Concerns concerning Nigeria’s debt-to-gross domestic product ratio have been raised, as the country’s public debt stock is expected to reach N130 trillion this year. This was disclosed in a paper published recently in Abuja by the investment management firm Afrinvest, headlined “Bank Recapitalization, Catalyst for a $1tn Economy.”
According to the National Bureau of Statistics, Nigeria’s public debt stock—which includes both domestic and foreign debt—rose from N97.34 trillion in the fourth quarter of 2023 to N121.67 trillion in the first quarter of 2024, representing a growth rate of 24.99 percent on a quarterly basis.
By the end of 2024, Afrinvest projected that the fiscal deficit, total public debt stock, debt-to-GDP, and debt-servicing-to-revenue rates would surpass N13.0 trillion, N130 trillion, 55%, and 60%, respectively.
Nigeria’s governmental debt stock was N121.7tn as of Q1 2024, with N77.5tn (63.6%) of the amount coming from domestic debt and N44.2tn (36.4%) from overseas debt.
The total amount of domestic debt is N12.4 trillion, N20.3 trillion in Treasury bills, and N44.8 trillion in bonds issued by the federal government. N14.3 trillion from multilateral creditors, N10.9 trillion from bilateral creditors, and N19.0 trillion from commercial creditors make up the total amount of external debt.
The 2024 budget is based on “overly optimistic” revenue forecasts, according to the investment management firm’s study, which could result in a budget that is historically disappointing.

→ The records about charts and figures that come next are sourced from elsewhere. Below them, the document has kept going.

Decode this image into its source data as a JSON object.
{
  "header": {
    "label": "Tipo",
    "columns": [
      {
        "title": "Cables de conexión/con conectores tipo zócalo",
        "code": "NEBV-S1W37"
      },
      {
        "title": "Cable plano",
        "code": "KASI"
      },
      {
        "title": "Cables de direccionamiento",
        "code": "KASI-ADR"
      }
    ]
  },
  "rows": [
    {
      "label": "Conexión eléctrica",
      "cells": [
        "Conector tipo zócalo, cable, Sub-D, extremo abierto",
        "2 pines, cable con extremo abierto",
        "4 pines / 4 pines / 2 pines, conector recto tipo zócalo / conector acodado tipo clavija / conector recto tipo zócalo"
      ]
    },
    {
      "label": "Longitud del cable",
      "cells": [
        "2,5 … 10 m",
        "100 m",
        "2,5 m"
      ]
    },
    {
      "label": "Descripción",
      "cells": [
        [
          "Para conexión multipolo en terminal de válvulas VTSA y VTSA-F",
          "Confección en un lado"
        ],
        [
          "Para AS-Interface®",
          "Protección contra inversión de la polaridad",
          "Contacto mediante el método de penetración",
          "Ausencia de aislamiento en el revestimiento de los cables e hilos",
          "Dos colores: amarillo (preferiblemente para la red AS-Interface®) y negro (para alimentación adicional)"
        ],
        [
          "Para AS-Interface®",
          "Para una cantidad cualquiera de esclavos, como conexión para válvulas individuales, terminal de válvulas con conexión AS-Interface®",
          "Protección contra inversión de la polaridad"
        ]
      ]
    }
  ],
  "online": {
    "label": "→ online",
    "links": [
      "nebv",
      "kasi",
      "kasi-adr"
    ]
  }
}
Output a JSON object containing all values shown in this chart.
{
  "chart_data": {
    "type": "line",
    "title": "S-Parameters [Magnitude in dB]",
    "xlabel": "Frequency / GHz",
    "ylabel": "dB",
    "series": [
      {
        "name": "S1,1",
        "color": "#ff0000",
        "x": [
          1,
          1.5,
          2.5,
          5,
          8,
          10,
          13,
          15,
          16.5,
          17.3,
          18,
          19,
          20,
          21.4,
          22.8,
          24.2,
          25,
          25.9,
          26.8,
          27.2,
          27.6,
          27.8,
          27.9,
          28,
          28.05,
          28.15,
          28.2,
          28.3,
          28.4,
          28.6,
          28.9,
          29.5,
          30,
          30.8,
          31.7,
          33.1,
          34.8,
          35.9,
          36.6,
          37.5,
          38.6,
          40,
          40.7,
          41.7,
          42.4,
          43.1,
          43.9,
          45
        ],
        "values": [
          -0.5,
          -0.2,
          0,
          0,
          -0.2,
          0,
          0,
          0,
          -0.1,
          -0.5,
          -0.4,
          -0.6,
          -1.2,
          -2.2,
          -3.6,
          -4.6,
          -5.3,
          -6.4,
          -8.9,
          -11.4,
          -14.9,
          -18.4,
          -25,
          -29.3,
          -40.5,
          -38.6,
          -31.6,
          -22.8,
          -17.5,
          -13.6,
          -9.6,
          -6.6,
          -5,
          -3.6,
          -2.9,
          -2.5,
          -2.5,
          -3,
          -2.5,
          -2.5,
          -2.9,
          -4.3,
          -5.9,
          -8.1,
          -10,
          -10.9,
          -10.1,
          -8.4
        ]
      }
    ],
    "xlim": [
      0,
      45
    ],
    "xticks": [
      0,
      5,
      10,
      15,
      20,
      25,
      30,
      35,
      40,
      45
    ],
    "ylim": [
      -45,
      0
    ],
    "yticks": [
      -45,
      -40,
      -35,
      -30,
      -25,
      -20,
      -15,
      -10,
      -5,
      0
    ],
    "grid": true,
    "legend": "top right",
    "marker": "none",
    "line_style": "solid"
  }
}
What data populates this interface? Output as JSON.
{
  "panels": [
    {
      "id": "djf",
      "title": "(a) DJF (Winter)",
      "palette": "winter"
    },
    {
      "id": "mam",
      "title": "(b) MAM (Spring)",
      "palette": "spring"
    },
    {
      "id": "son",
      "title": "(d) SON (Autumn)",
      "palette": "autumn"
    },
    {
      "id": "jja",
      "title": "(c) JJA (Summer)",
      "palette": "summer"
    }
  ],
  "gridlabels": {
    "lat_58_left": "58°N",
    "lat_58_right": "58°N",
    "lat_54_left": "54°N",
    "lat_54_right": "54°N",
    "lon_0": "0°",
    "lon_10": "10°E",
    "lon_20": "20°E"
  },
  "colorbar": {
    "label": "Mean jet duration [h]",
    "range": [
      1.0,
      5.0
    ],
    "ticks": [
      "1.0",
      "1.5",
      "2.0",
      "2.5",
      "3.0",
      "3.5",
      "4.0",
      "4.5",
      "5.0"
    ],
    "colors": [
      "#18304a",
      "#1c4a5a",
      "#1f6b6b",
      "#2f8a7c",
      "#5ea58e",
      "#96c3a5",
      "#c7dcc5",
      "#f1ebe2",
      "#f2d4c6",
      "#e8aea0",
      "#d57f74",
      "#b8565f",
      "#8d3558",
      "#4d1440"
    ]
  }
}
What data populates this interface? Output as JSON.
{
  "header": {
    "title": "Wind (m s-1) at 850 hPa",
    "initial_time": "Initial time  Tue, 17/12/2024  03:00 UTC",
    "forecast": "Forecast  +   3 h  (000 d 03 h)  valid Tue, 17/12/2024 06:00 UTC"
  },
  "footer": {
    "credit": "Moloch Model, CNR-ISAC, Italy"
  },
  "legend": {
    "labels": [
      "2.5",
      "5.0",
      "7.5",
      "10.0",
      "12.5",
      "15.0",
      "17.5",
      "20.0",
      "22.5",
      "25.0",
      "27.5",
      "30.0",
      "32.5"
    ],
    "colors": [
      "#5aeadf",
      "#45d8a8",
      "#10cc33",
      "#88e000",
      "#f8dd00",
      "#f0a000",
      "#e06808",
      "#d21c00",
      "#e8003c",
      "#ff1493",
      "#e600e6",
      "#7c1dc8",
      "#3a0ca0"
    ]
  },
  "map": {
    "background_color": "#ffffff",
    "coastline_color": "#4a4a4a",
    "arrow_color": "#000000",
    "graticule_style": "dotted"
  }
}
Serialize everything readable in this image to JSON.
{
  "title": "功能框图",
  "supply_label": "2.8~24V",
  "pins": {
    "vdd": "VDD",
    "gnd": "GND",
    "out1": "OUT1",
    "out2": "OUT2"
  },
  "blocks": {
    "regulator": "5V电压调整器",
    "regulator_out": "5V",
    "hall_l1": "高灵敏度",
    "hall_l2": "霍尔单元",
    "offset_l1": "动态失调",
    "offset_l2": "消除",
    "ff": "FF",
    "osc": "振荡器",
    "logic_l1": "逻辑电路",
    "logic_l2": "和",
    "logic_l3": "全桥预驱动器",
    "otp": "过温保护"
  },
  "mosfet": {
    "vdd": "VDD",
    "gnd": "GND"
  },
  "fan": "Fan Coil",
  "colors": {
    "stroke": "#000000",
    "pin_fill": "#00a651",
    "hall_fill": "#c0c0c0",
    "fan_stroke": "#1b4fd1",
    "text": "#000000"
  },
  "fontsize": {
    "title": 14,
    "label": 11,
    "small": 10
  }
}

“The expectation of a 43.9 per cent share of the projected revenue from oil and other minerals is unrealistic,” the report stated.
Afrinvest’s assessment of the 2023 actual budget revealed a sustained under-performance, with actual revenue outpacing the budgeted amount by 7.6 per cent to N11.9 trillion. However, aggregate expenditure rose by 31.8 per cent to N18.8tn, leading to a higher deficit of N46.9tn.
“The share of Federal Government’s debt in total public debt stock rose 44.6 per cent year-on-year to N487.3 trillion, accounting for 89.7 per cent of total public debt stock by year-end,” the report noted.
Afrinvest further stated that “the Federal Government’s expansive borrowing plan could rub off negatively on banks’ deposits, given the attractive yields on risk-free papers as compared to interest on banks’ deposit.”
It added, “We believe banks would continue to battle heightened risks of asset deterioration, partly induced by consumption-tilted budgetary patterns.”
Meanwhile, Afrinvest commended the Central Bank of Nigeria’s move to streamline the number of Bureau De Change operators, sustained the policy on the collapse of the previous multiple forex segments, and resumed periodic sales of forex to approved BDCs at a discounted rate.
“The CBN supervision of BDC operations has been enhanced, and compliance has improved due to higher stakes of the operators,” the report noted.
However, Afrinvest warned that “what should have been a short-term pain from this policy action has become endemic due to the weak forex reserve’s inability to adequately meet market demand.”
The report recommended exploring alternative sources of forex, such as bilateral loans, natural resource-tied loans, debt-for-nature swaps, and asset concessions, to provide extended short-term reliefs.
“For the forex market to experience sustainable tranquility, traditional forex inflow sources—oil production, remittances, and foreign portfolio investment—must be revitalised by supportive fiscal policies. Standalone, these policies will only deliver short-term relief on the forex debacle,” the report stated.